March 31, 2005 at 06:05 PM · Hi,

Julie: In my experience teaching I have noticed something in your post that concerns me and that was addressed in part by Buri. You said that with the KUN and holding the violin to the left you were fine, and that switching to the Bon Musica and holding the violin more in front started the pain. That's it. You have answered your own question. If it is worst in orchestra, that confirms it.

The problem is that with the new setup, you are doing the flaw that Buri mentioned, i.e. adapting the body to the violin. Then, as most violinist, you are probably doing the great evil of not only raising your shoulder, but bringing it inside to meet the violin, instead of leaving the shoulder open. If you are feeling pain, I am sure it is on the muscle between neck and shoulder, and in your back right below the shoulder bone. The Bon Musica is not any better as it probably constricts movements the way Buri expalained and putting strain on the muscles by constricting them. My students sometimes have that problem. The answer. Go back to what you were doing before the pain started. Pain is a warning sign from the body that you have begun doing something dramatically wrong. But, really, I have solved many issues like this with my student. The shoulder should be unraised and out. Watch out for that. And like Buri said, bring the violin to you, not you to the violin.

I have no opinion on the use/nonuse of shoulder rests; that is an individual matter. But, I am against the very common misuse of the shoulder rest, which can indeed create huge pain.

The advice from Bill is good. Talk to your teacher about this and see what comes up.



March 31, 2005 at 07:04 PM · Buri, your jaw insight is great. I remember thinking about this a couple years ago, thinking about how even though our jaw muscles are supposedly voluntary, it is almost impossible to relax them at will. Just like a free neck, a free jaw could probably do wonders for relieving tension all over the upper body.

April 1, 2005 at 07:24 AM · I have switched back to the Kun and playing is much better. However, I'm not so sure my posture is correct as of now. I'm really short (5 foot 1/2 inch) and my teacher says it's not good for short people to hold their violins out so far to the left. This positioning is also quite detrimental to my bow arm because, as my arms are also quite short), I find that I am frequently now NOT bowing parallel to the bridge because the violin is out so far to the left.

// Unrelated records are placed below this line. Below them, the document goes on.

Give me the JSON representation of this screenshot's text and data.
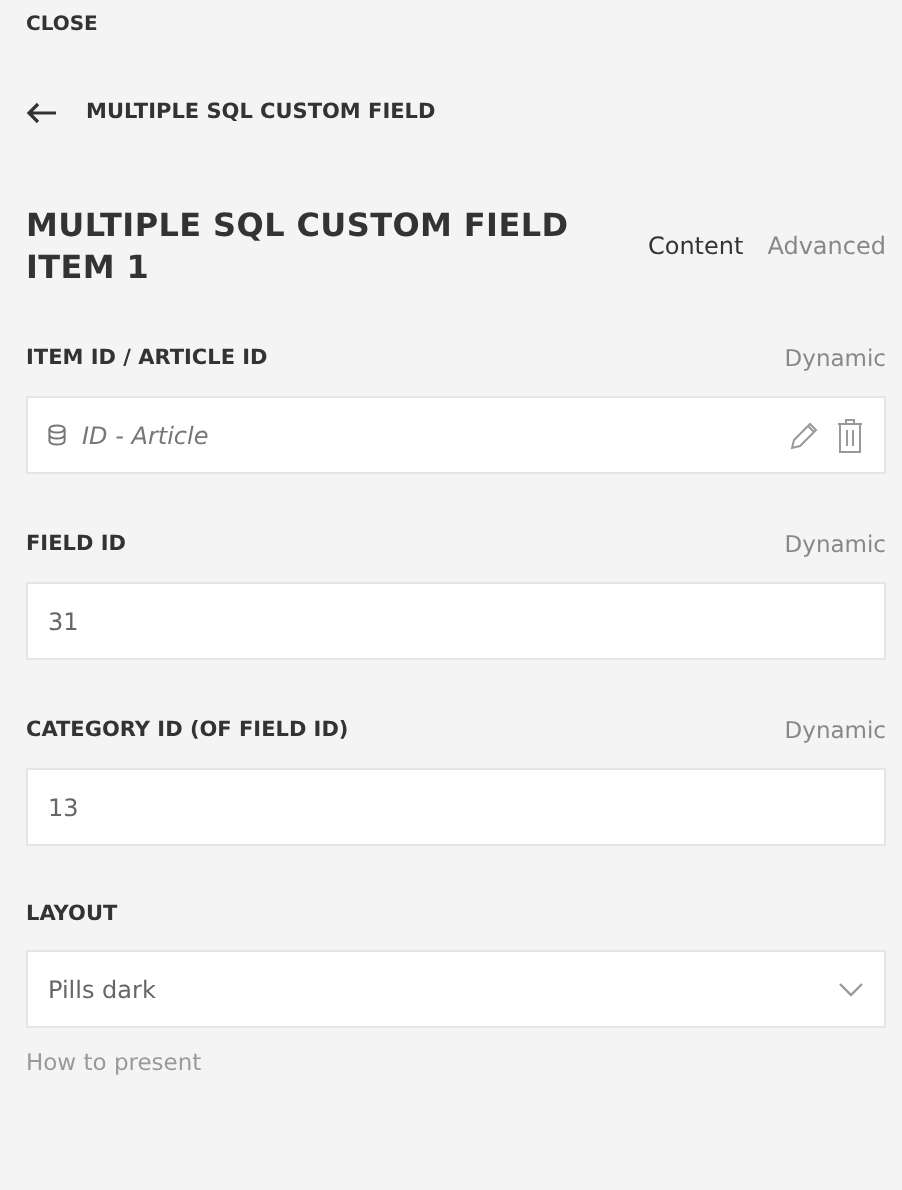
{
  "close": "CLOSE",
  "breadcrumb": {
    "label": "MULTIPLE SQL CUSTOM FIELD"
  },
  "title": "MULTIPLE SQL CUSTOM FIELD ITEM 1",
  "tabs": [
    {
      "label": "Content",
      "selected": true
    },
    {
      "label": "Advanced",
      "selected": false
    }
  ],
  "fields": [
    {
      "kind": "source",
      "label": "ITEM ID / ARTICLE ID",
      "dynamic": "Dynamic",
      "value": "ID - Article"
    },
    {
      "kind": "text",
      "label": "FIELD ID",
      "dynamic": "Dynamic",
      "value": "31"
    },
    {
      "kind": "text",
      "label": "CATEGORY ID (OF FIELD ID)",
      "dynamic": "Dynamic",
      "value": "13"
    },
    {
      "kind": "select",
      "label": "LAYOUT",
      "value": "Pills dark",
      "help": "How to present"
    }
  ]
}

I think the let the violin adjust to you (and not vice versa) is great advice. Thanks, everybody! The problem is I'm not sure how to let my violin adjust to me. If I just stick my violin on my shoulder, my neck has to go down so I can hold my violin. Maybe I should make my shoulder rest higher, but I have discovered that when I do this, I feel more strain in my neck.

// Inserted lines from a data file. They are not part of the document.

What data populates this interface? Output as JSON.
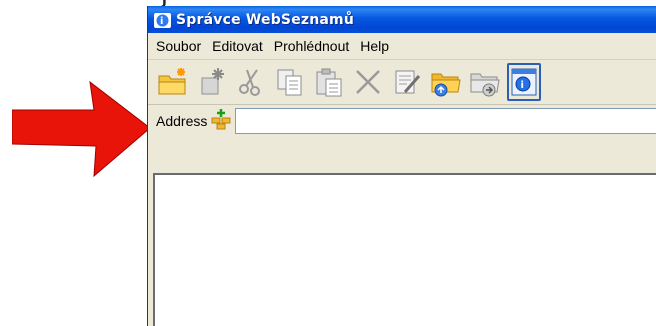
{
  "window": {
    "title": "Správce WebSeznamů",
    "accent_color": "#0a58dc",
    "title_icon": "app-globe-icon"
  },
  "menu": {
    "items": [
      {
        "label": "Soubor"
      },
      {
        "label": "Editovat"
      },
      {
        "label": "Prohlédnout"
      },
      {
        "label": "Help"
      }
    ]
  },
  "toolbar": {
    "buttons": [
      {
        "icon": "new-folder-icon"
      },
      {
        "icon": "new-item-icon"
      },
      {
        "icon": "cut-icon"
      },
      {
        "icon": "copy-icon"
      },
      {
        "icon": "paste-icon"
      },
      {
        "icon": "delete-icon"
      },
      {
        "icon": "properties-icon"
      },
      {
        "icon": "open-folder-icon"
      },
      {
        "icon": "export-folder-icon"
      },
      {
        "icon": "browser-window-icon"
      }
    ]
  },
  "address": {
    "label": "Address",
    "value": "",
    "icon": "add-network-icon"
  },
  "annotation": {
    "arrow_color": "#e8140a",
    "arrow_icon": "red-arrow-icon"
  }
}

I've talked to this with my teacher and she also suggests that my hips be higher than my knees when playing sitting down. This situation is quite confusing. I'm glad that thte pain has somewhat subsided however. :)

April 1, 2005 at 11:32 AM · Hi,

Julie, thanks for your post. About the height thing, I don't know...

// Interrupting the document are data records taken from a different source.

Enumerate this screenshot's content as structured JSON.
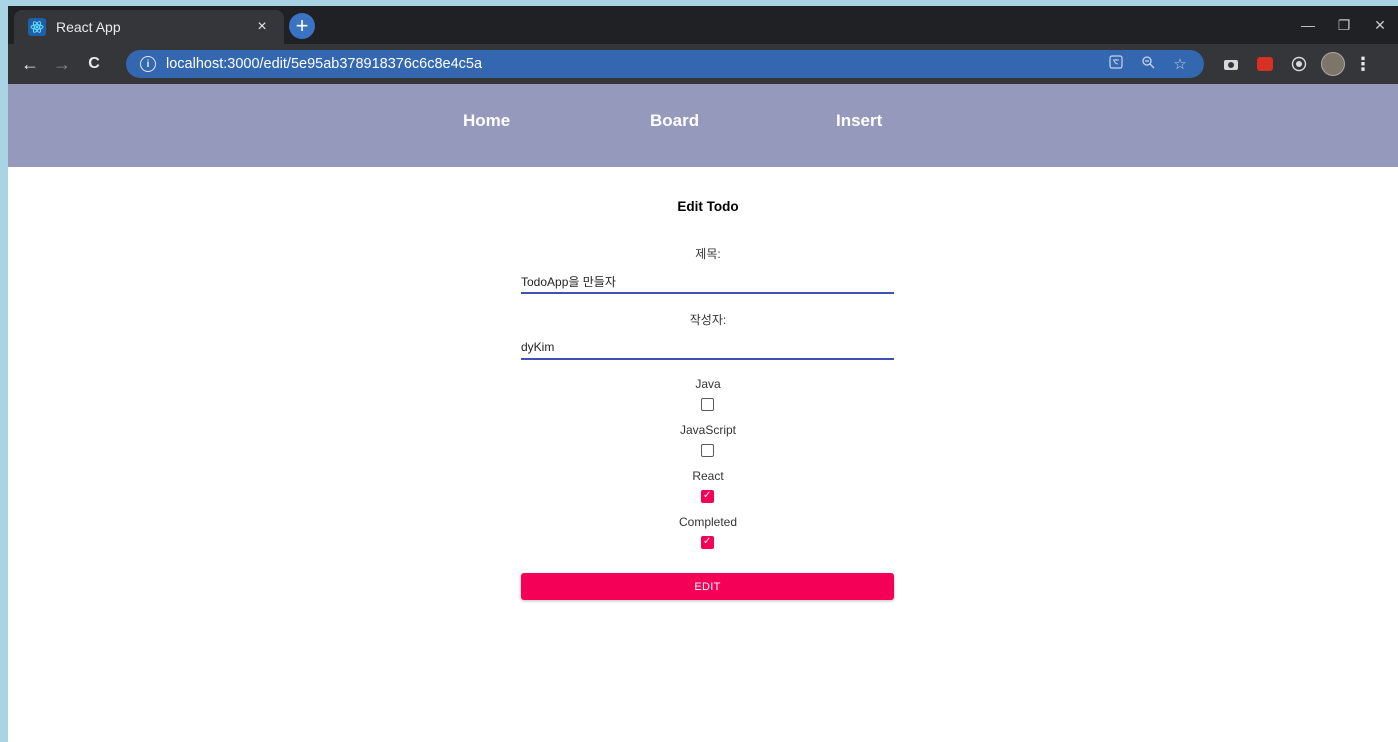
{
  "browser": {
    "tab_title": "React App",
    "tab_close": "×",
    "new_tab": "+",
    "url": "localhost:3000/edit/5e95ab378918376c6c8e4c5a",
    "window_controls": [
      "—",
      "❐",
      "✕"
    ],
    "back": "←",
    "forward": "→",
    "reload": "C",
    "info": "i",
    "kebab": "⋮"
  },
  "nav": {
    "home": "Home",
    "board": "Board",
    "insert": "Insert",
    "bg_color": "#9599bb"
  },
  "form": {
    "title": "Edit Todo",
    "title_label": "제목:",
    "title_value": "TodoApp을 만들자",
    "author_label": "작성자:",
    "author_value": "dyKim",
    "checkboxes": [
      {
        "label": "Java",
        "checked": false
      },
      {
        "label": "JavaScript",
        "checked": false
      },
      {
        "label": "React",
        "checked": true
      },
      {
        "label": "Completed",
        "checked": true
      }
    ],
    "submit_label": "EDIT",
    "accent": "#f50057",
    "underline": "#3f51b5"
  }
}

However, from the description, it sounds more like you need a different chinrest than a higher shoulder rest. Although the shoulder rest can be a helpful tool, the most fundamental thing is the chinrest. And from your description, it sounds like yours is too low. Maybe you should talk to your teacher about this too, and go and try some out? Just a thought...

Glad that the pain is getting better. That is at least a good sign.


April 2, 2005 at 03:02 PM · Hi Julie, I agree with the previous post about the chin rest..could be that your body has changed shape., and your neck is longer now. this happened to me at 22 yrs old.

April 3, 2005 at 06:09 AM · Actually, my neck is sort of short. Maybe it is the chin rest. I remember there was a thread on chin rests saying that Flesch chin rests were better for short people. I should probably go check one out.